Tout d'abord le récolement du mobilier et des oeuvres d'art. La Cour avait déjà noté dans son précédent rapport l'absence d'inventaire, le dernier remontant à 1996. 14 ans plus tard le constat est sévère : ce que la cour appelle des disparitions et qui n'est rien d'autre que du vol en bonne et due forme a été de grande ampleur, avec en prime l'impossibilité d'engager des poursuites pénales... On parle ici de 67 objets classés remarquables et sans doute par extension de grande valeur... Pour la petite histoire c'est un stagiaire en histoire de l'art (et qui j'espère pour lui n'est pas "fils de...") qui terminera en six mois l'inventaire des oeuvres d'art présentes à l'Elysée.
Je note aussi qu'un paragraphe est consacré à la rémunération du président de la République - terme officiel "indemnité de fonction" - pour un  montant brut annuel de 254 160 euros et 7 centimes. Note savoureuse à mon goût, la cour précise bien que l'indemnité est ajustée sur le point d'indice de la fonction publique, ce qui a représenté pour 2009 une augmentation de 0,63%. Mais surtout, la Cour prend bien soin de rappeler non sans malice, que c'est la loi 2007-1822 qui "fixe votre traitement", et qui à l'époque avait prêté le flanc à bien des polémiques...
Enfin, et même si en valeur absolue la dépense reste symbolique(1) par rapport au budget total évalué, l'Elysée a besoin chaque matin d'une livraison du Figaro en 82 exemplaires...

(1) 391 634 Euros pour les achats presse, auquel il faut ajouter 69 344 Euros pour les abonnements

04/07/2010

Quand le Figaro dégrade le "Bouclier Fiscal"...

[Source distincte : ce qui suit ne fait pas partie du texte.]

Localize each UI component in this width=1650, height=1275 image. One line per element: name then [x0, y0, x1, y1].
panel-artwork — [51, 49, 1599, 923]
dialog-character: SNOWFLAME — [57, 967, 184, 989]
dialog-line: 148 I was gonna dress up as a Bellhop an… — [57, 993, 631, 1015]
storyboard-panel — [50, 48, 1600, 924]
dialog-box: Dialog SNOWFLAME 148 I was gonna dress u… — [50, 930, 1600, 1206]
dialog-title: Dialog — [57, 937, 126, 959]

Un peu de diversion ne peut faire de mal à personne. Au détour d'un article somme toute anodin sur l'accession à la propriété et le crédit immobilier, le journal revient sur les prêts à taux zéro. Et au milieu d'un paragraphe, surprise. Sans gêne aucune le journaliste assène : "Le crédit d'impôt sur les intérêts d'emprunt pour l'achat de sa résidence principale, mesure phare de la loi Tepa de 2007, devrait disparaître et être transformé en un prêt sans intérêts qui entrerait dans le calcul de l'apport personnel."
Je n'ai pas retiré une virgule et vous avez bien lu : la "mesure phare" de la loi Tepa de 2007 est donc ce crédit d'impôt sur les intérêts d'emprunt. Pour les ignorants du langage technocratique et législatif, la loi Tepa n'est rien d'autre que le nom officiel pour "bouclier fiscal", dont on a vu cette semaine qu'en fait de crédit d'impôt c'était surtout du remboursement de trop perçu fiscal...
Même le site qui y est consacré(1) - et qu'on imagine partisan - place ce dispositif en troisième position après le bouclier fiscal, et l'éxonération des heures supplémentaires. C'est dire à quel point le Figaro fait du zèle en dégradant tel une agence de notation ce bouclier décidément par trop visible...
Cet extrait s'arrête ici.